Joseph was the 11th son of Jacob (Israel), first son of Rachel. He was a favored son, which brought hatred from his brothers. (He lived with his family in Canaan, with his brothers as shepherds.) It's Joseph's dreams (Genesis 37:5-10) that he shares with his brothers that stirs up even more hatred in them to want to kill him.
The dreams being told to his family seemed to encourage the circumstances that would make the dreams a reality. He was a favored son which brought hatred by his brothers and telling his dreams to his brothers of his future exaltation made things worse. Eventually the dreams would come true.
The intervention of 2 brothers delivered Joseph from being killed by his brothers, but he was sold into slavery and ended up in Egypt. God would work things out for Joseph so that he would eventually become second ruler in Egypt. From that position, he would become the agent that people depended on for their lives due to a severe famine. This famine would lead to an encounter between Joseph and his brothers who come seeking food in Egypt.
6 Now Joseph was governor over the land; and it was he who sold to all the people of the land. And Joseph's brothers came and bowed down before him with their faces to the earth. 7 Joseph saw his brothers and recognized them, but he acted as a stranger to them and spoke roughly to them. Then he said to them, "Where do you come from?" And they said, "From the land of Canaan to buy food." 8 So Joseph recognized his brothers, but they did not recognize him. 9 Then Joseph remembered the dreams which he had dreamed about them … Genesis 42:6-9
Joseph would eventually reveal himself to his brothers.

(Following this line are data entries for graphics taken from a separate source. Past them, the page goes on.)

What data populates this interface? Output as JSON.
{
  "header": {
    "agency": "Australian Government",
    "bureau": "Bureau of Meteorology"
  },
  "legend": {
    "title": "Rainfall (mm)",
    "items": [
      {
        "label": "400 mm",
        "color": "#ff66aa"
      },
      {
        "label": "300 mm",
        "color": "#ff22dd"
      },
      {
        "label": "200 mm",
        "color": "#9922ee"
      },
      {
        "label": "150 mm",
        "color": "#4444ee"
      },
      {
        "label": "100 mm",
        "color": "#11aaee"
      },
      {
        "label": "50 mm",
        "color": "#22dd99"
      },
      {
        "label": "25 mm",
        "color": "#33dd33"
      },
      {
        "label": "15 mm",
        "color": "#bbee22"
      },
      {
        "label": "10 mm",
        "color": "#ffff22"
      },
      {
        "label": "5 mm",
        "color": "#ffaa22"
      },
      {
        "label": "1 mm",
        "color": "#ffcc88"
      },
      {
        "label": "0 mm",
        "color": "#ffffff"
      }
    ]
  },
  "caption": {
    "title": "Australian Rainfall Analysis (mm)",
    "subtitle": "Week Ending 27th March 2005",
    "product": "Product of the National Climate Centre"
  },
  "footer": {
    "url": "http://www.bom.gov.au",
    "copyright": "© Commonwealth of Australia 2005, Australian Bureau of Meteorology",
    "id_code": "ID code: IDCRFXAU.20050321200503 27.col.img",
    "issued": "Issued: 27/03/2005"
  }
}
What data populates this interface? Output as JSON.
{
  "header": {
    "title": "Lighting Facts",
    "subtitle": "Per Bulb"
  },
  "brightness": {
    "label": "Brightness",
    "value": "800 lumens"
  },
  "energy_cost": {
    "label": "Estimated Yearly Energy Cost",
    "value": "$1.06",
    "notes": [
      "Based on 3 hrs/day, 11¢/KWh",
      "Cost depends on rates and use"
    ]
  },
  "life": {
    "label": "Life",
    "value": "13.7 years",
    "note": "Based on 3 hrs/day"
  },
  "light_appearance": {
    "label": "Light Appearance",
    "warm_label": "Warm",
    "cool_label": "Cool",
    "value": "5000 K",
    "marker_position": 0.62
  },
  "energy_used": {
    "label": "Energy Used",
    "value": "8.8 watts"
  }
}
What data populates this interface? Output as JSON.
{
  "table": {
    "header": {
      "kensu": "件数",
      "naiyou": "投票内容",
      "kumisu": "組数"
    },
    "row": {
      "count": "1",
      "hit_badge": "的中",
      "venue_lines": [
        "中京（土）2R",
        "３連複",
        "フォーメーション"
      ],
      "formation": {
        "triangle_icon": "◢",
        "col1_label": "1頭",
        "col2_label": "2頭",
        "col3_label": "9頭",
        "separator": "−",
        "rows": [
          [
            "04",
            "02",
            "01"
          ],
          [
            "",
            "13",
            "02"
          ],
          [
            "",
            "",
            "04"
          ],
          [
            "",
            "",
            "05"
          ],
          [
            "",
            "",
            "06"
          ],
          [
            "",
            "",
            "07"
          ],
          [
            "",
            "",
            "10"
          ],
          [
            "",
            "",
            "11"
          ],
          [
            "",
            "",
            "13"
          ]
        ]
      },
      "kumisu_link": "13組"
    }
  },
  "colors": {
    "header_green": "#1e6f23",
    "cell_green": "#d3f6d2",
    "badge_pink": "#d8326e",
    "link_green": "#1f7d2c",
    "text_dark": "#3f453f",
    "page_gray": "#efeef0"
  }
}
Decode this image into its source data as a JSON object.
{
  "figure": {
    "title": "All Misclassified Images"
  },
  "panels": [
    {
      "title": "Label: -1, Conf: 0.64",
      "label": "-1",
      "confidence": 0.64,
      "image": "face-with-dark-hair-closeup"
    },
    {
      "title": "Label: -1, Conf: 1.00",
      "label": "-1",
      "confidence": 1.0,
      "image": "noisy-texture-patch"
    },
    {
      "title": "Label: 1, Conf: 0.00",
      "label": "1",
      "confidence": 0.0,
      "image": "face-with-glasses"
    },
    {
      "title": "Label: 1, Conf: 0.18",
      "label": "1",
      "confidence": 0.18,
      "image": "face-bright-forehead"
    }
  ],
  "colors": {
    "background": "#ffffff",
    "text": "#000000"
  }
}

I am Joseph your brother, whom you sold into Egypt. But now, do not therefore be grieved or angry with yourselves because you sold me here; for God sent me before you to preserve life. … And God sent me before you to preserve a posterity for you in the earth, and to save your lives by a great deliverance. So now it was not you who sent me here, but God; and He has made me a father to Pharaoh, and lord of all his house, and a ruler throughout all the land of Egypt. Genesis 45:4-8
But as for you, you meant evil against me; but God meant it for good, in order to bring it about as it is this day, to save many people alive. Genesis 50.20
The evil Joseph’s brothers did was their own doing, but God limited it and used it to accomplish His plan in fulfilling His promises to Abraham, Isaac, and Jacob (Israel). Joseph softened the guilt of the evil of his brothers toward him by attributing to their evil actions the Divine plan to save the family of Jacob (Israel) in a time of severe famine, and we know that it was in Egypt that God created the people of Israel for His purposes, delivering them in a mighty way from bondage—to become a continual reminder of their special relationship to God as a people and nation.

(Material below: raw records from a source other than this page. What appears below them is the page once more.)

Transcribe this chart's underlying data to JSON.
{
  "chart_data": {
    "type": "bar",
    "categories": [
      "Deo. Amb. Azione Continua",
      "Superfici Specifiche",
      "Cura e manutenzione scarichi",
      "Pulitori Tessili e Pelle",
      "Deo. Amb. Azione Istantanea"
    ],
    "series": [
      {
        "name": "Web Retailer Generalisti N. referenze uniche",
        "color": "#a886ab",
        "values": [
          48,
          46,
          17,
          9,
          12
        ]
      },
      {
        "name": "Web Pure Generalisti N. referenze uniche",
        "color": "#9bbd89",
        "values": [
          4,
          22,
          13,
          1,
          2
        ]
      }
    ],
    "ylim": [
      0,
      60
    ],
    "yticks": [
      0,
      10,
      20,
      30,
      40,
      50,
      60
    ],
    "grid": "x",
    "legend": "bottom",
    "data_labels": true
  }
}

The sovereignty of God can be seen in that God both allows and limits evil to accomplish His purposes: Joseph's brother wanted to kill him, but his brothers Reuben and Judah intervened, and he was sold to be a slave, eventually ending up in Egypt and becoming 2nd in power to Pharaoh over Egypt. God knows what man will do, and that seems to figure into what God has determined; therefore, God incorporates the measure of free will that man has into what God has determined will come to pass.